Antes da pandemia, cerca de 15% das crianças de 5 a 17 anos no Congo estavam envolvidas em trabalho infantil – principalmente de alto risco – revelou um relatório de 2019 do Instituto Nacional de Estatística.
A partir dos 15 anos de idade, os adolescentes do Congo podem fazer trabalho leve por um máximo de quatro horas por dia com a aprovação de inspetores do trabalho, mas a idade legal para dirigir é de 18 anos.
Garotos como Bienvenu têm táticas para fugir de multas ou não serem detidos.
“Tento não chegar a encruzilhadas onde posso facilmente cruzar o caminho dos policiais de trânsito. Se eu for parado, sei como negociar com eles”, disse Bienvenu, explicando como ele pagou subornos no valor de aproximadamente 5 mil francos para evitar punição.
Um proprietário de mototáxi, Patrick Maeja, disse que não contratava crianças, mas sabia de vários outros que faziam isso porque viam jovens motoristas como trabalhadores e confiáveis.
E o chefe da Associação de Mototaxistas do distrito de Tshangu, em Kinshasa, Jean-Pierre Kagangu disse que não tolerava motoristas de mototáxi menores de idade, mas reconheceu que a pandemia não deu a algumas crianças escolha a não ser trabalhar.
Kabangu ofereceu alguns conselhos para elas.
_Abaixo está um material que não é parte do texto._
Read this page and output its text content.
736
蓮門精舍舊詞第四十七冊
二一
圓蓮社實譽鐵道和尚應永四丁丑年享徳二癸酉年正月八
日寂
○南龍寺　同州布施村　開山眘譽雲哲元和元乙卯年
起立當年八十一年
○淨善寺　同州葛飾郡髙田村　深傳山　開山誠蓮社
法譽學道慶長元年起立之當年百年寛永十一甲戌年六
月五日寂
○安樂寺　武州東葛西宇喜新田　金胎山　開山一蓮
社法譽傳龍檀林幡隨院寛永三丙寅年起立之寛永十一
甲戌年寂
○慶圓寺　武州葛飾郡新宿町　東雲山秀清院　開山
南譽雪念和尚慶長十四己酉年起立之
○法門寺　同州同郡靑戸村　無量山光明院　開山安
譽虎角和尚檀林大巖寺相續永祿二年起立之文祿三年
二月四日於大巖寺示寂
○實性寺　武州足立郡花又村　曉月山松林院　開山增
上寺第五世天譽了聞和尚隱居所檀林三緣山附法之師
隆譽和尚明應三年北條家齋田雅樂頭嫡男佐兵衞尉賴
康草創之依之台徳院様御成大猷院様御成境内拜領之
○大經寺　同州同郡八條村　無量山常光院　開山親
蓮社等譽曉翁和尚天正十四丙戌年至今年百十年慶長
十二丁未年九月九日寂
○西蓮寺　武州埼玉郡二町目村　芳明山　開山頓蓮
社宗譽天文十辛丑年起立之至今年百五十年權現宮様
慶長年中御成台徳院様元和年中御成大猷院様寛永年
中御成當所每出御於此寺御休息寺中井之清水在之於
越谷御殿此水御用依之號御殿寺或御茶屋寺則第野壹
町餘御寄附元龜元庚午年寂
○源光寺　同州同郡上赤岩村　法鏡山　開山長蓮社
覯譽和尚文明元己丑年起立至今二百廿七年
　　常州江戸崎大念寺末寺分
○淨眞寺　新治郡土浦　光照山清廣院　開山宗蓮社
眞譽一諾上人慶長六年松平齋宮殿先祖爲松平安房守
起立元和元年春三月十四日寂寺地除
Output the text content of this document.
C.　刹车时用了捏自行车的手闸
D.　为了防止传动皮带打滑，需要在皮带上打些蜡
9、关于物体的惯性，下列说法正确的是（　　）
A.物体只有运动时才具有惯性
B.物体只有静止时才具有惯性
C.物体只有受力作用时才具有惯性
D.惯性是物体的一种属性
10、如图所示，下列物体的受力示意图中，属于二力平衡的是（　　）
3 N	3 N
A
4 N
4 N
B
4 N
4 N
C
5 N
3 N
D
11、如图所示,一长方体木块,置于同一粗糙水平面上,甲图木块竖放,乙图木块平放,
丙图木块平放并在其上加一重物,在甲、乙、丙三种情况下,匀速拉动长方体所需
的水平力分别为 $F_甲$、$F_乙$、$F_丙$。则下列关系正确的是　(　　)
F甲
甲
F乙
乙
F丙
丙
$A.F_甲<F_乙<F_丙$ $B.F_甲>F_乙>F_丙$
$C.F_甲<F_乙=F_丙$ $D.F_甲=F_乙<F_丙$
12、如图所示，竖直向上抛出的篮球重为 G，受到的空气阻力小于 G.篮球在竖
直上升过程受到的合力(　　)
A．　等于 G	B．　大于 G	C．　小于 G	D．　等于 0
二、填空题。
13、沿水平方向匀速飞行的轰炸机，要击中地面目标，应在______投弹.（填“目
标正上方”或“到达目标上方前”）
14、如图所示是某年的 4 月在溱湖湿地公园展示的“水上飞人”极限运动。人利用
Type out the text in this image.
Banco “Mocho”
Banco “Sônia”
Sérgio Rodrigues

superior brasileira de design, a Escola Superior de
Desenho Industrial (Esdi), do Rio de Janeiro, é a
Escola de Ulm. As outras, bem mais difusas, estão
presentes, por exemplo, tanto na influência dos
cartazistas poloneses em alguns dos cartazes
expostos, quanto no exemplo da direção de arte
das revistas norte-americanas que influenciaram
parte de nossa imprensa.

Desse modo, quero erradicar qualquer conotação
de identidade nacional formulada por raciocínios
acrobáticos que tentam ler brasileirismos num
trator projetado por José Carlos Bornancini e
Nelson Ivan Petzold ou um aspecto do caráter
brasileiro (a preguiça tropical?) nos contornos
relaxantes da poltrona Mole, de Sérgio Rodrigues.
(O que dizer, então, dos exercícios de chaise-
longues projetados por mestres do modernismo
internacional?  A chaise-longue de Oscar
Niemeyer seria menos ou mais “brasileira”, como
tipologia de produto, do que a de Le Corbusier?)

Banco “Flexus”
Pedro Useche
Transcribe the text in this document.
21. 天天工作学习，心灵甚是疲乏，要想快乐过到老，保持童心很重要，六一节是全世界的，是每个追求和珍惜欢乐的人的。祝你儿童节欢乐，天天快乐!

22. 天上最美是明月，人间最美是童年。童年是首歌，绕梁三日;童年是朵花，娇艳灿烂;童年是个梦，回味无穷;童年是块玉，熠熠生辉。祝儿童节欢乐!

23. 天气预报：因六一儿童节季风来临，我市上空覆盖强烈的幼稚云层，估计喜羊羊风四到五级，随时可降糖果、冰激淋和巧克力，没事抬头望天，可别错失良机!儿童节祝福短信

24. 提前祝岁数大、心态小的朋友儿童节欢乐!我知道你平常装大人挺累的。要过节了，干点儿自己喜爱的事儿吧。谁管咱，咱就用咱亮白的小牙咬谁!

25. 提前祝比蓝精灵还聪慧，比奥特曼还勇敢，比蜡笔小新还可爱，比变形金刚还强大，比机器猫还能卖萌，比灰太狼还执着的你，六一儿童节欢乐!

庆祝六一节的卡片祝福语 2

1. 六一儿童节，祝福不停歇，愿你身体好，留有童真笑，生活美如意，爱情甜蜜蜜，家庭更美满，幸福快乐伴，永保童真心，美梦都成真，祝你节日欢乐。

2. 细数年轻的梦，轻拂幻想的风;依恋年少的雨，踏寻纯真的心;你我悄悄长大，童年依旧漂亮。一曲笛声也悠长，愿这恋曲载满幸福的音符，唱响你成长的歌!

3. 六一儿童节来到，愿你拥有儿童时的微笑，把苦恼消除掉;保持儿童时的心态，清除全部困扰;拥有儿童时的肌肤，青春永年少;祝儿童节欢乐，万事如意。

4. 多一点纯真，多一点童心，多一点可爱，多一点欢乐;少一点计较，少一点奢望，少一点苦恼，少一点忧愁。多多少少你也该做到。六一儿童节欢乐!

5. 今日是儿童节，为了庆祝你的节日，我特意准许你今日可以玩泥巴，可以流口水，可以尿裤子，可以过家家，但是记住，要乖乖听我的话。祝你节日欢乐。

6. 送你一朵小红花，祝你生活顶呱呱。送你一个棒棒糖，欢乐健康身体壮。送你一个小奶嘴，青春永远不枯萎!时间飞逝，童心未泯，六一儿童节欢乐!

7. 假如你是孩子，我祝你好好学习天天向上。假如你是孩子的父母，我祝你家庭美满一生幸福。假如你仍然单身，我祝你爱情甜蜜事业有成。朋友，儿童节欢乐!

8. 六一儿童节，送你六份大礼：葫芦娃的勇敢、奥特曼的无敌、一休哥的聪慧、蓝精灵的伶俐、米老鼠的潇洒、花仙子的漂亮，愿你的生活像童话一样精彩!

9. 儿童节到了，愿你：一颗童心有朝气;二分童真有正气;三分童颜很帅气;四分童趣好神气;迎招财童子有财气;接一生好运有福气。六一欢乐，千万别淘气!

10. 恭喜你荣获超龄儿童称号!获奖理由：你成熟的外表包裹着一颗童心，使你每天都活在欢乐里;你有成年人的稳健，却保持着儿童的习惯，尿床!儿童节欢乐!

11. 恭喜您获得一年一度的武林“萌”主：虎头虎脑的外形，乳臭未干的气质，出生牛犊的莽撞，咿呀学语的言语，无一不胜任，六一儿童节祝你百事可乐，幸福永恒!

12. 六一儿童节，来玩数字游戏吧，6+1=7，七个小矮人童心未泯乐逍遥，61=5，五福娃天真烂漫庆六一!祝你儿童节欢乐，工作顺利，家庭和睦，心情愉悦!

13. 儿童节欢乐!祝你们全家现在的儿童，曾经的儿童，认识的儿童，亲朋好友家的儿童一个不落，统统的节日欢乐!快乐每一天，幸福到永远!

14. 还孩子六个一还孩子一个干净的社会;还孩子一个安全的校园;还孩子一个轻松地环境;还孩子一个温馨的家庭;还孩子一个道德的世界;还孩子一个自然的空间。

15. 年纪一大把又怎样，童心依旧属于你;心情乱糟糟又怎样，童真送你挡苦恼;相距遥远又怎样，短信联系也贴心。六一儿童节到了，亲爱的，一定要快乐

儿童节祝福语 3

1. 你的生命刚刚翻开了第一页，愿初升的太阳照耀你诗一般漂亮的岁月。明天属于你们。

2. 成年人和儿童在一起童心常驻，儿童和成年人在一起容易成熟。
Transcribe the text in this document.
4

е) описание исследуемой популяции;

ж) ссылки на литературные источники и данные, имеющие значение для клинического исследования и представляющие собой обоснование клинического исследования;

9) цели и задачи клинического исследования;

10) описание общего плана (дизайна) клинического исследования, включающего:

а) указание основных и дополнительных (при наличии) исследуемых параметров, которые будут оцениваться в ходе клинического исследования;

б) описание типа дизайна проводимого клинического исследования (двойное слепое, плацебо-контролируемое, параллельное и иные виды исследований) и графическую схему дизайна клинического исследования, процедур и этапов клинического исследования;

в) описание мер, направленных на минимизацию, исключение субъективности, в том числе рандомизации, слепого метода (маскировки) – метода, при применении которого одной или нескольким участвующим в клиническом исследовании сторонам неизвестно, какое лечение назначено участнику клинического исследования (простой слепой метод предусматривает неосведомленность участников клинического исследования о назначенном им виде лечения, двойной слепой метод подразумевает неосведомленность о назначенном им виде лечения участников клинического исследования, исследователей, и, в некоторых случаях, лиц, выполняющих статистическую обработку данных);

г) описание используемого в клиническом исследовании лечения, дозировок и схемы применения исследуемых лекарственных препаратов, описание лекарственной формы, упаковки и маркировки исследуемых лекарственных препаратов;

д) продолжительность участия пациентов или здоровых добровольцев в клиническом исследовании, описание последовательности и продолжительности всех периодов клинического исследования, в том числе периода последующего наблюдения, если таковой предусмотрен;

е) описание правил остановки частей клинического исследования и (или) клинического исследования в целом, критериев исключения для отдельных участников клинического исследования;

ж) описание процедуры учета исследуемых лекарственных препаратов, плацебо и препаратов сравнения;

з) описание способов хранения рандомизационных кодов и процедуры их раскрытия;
“Os motoristas menores de idade são colocados para circular em distritos periféricos e não dirigir na avenida, o que é muito perigoso”, disse Kabangu, cuja associação apoia motoristas de mototáxi e ajuda a mediar disputar com a polícia de trânsito.
Bambe, da FODJEC, afirma que os pais também são culpados por não impedirem que seus filhos trabalhem como mototaxistas.
“Para muitos pais, o importante é que a criança traga de volta os rendimentos de seu trabalho no final do dia.”
Isso soa verdadeiro para Joel, de 17 anos, que começou a dirigir o mototáxi do seu pai em dezembro, enquanto a escola estava fechada. Agora, com o retorno das aulas, ele pretende fazer malabarismos para conciliar trabalho e educação.
Joel disse que às vezes se sente envergonhado quando seus colegas de classe o veem dirigindo o mototáxi, mas lembra que deve trabalhar para sustentar sua família.
“Eles não sabem que esse trabalho me permite estudar”, disse Joel – cujo nome completo também foi ocultado – enquanto consertava um pneu furado em uma garagem. “É o pão com manteiga da minha família”.